Straßenkunst, oder besser gesagt Straßen-Entertainment, ist in Marokko ein wichtiger Teil des öffentlichen Lebens. In fast jeder Stadt und jedem Ort gibt es irgendwo einen großen freien Platz, der ab Dämmerung zur Schaufläche verschiedenster Spektakel wird. Hier können Kinder in  batteriebetrieben Mini-Plastik-Autos herumfahren, man kann sein Geld in allerhand Glücksspiel investieren (oder in Wunderkräuter), es wird musiziert, Theater gespielt, Snacks verkauft.
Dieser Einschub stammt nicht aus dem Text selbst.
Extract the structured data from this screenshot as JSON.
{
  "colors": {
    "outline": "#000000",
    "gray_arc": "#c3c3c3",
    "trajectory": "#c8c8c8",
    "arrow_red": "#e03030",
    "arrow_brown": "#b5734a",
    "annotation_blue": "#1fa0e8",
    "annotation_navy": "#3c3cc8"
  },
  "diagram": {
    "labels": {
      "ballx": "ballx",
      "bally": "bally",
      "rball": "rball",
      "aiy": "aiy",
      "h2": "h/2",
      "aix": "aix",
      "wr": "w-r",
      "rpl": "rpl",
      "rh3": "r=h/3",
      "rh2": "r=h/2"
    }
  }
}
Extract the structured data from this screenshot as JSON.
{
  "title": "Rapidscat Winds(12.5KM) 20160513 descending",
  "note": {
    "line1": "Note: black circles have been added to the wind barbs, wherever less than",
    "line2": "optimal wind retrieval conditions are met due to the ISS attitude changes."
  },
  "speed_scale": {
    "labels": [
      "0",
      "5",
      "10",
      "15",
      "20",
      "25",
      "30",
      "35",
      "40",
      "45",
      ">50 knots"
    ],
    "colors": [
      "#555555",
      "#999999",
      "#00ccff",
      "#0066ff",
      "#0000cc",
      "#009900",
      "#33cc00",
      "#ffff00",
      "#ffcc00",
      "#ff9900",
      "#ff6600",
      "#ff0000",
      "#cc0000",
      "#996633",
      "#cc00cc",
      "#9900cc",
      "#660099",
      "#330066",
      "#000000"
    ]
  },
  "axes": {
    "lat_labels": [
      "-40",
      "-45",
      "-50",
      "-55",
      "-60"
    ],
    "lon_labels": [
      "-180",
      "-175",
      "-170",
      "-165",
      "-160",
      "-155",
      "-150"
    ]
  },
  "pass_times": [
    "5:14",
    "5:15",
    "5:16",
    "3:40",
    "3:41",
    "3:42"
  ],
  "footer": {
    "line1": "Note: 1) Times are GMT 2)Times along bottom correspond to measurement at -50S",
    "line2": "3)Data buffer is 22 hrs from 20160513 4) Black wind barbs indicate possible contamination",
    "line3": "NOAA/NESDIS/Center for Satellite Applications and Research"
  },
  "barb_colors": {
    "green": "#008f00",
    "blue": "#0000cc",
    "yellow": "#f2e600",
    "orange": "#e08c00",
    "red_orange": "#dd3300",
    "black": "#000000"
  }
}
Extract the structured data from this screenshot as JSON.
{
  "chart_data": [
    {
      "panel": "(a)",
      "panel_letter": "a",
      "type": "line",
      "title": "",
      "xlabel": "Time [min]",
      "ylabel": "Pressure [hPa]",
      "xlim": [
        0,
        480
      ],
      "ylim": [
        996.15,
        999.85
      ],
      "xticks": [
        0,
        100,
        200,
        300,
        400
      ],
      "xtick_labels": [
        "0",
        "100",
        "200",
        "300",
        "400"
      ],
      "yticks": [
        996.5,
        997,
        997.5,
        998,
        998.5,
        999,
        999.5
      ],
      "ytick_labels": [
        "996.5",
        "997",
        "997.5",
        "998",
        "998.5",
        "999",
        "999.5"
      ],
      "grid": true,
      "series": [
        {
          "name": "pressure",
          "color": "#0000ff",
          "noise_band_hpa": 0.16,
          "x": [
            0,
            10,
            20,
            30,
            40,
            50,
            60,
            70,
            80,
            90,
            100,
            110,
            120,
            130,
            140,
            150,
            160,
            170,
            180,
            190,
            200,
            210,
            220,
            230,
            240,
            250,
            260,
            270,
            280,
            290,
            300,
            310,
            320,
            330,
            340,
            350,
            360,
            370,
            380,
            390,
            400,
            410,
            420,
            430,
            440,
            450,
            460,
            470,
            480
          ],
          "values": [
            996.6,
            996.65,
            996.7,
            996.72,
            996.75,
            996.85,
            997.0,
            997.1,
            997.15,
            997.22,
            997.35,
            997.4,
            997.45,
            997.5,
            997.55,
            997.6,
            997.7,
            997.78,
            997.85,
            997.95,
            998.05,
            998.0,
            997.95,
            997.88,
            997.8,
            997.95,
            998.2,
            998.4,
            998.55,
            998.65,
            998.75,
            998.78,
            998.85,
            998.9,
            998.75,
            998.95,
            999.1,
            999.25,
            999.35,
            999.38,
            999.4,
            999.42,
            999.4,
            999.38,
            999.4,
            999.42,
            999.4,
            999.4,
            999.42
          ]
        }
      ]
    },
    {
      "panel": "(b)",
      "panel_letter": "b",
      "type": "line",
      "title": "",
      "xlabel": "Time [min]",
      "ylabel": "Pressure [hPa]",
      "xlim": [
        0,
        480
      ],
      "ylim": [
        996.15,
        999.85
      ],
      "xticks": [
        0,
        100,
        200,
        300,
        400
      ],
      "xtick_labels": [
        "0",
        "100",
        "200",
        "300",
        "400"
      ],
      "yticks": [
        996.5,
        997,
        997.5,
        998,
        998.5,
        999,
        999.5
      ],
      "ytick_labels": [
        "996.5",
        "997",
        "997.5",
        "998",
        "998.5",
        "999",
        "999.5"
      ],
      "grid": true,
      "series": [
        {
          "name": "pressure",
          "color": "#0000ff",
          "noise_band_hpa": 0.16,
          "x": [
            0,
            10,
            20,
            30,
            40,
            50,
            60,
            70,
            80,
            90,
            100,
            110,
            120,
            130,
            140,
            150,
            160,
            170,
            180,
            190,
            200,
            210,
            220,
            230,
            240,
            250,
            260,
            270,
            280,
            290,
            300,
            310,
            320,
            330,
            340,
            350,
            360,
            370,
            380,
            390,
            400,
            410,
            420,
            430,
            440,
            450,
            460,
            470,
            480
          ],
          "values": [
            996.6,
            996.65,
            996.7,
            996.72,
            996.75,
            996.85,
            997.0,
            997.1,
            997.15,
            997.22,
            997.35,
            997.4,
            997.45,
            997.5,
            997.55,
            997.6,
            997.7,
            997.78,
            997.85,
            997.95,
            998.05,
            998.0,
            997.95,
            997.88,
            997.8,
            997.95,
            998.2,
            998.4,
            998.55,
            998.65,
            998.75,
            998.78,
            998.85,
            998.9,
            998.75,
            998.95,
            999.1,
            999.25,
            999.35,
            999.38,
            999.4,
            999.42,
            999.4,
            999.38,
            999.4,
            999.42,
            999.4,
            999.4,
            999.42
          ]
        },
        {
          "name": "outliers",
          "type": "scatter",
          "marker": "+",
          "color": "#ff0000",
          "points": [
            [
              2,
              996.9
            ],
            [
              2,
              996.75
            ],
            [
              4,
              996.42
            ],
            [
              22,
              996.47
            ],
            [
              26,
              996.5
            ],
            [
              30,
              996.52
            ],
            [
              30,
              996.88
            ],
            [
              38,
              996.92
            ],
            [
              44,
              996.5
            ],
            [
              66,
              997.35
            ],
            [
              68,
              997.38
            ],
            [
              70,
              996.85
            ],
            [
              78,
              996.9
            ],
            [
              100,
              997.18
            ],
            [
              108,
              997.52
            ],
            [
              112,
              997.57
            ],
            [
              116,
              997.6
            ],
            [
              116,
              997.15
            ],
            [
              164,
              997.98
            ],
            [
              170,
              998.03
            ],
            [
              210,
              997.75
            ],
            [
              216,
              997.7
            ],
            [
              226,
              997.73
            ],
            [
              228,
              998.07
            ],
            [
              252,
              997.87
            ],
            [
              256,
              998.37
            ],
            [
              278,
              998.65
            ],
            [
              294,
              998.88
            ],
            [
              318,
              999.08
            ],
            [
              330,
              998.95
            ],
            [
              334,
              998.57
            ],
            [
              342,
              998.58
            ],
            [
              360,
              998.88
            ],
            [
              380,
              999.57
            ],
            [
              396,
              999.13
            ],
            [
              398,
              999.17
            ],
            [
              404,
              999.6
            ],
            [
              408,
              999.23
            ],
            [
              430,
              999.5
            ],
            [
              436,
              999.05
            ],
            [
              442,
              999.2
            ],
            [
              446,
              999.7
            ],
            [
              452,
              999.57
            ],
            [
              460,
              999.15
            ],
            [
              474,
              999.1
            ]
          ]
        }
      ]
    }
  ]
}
Die Darbietung die mich am nachhaltigsten beeindruckt ist jedoch die des Geschichtenerzählers. Auf einem Platz in Tarroudant beobachten wir von unserem Cafe-Platz aus einen älteren Mann, der nichts anderes tut als erzählen. Mit Euphorie, musikalischer Untermalung und viel Gestik erzählt er (leider auf arabisch) eine offenbar spannende Geschichte. Immer mehr Menschen bleiben stehen, hören interessiert zu und werfen anschließend Geld in seinen Hut.
Ich kann mich dem Gedankenexperiment nicht entziehen: Wie würde es einem Geschichtenerzähler wohl in den hektischen Fußgängerzonen Deutschlands ergehen? Undenkbar. Wer hätte während seines "stressigen" Alltags schon Zeit und Lust einfach mal 30 Minuten stehen zu bleiben und nichts anderes zu tun als eine Geschichte zu hören?

Der Geschichtenerzähler
Da wir in den letzten Wochen zunehmend Zeit zum Lesen hatten, stehen wir nun vor der schwierigen Aufgabe Bücher-Nachschub organisieren zu müssen. Wir gehören wohl zu den letzten reisenden Menschen, die sich weiterhin stur dem Kauf eines E-Book Readers verweigern (neumodischer SchnickSchnack, beim Lesen muss man echtes Papier in den Händen halten!!!) Die großen Zeiten der gedruckten Literatur scheinen jedoch leider endgültig vorbei zu sein und für Menschen wie uns wird es immer schwieriger die ausgelesenen Papier-Bücher gegen neue einzutauschen. Zumindest wenn man einen minimalen Qualitätsanspruch wahren will.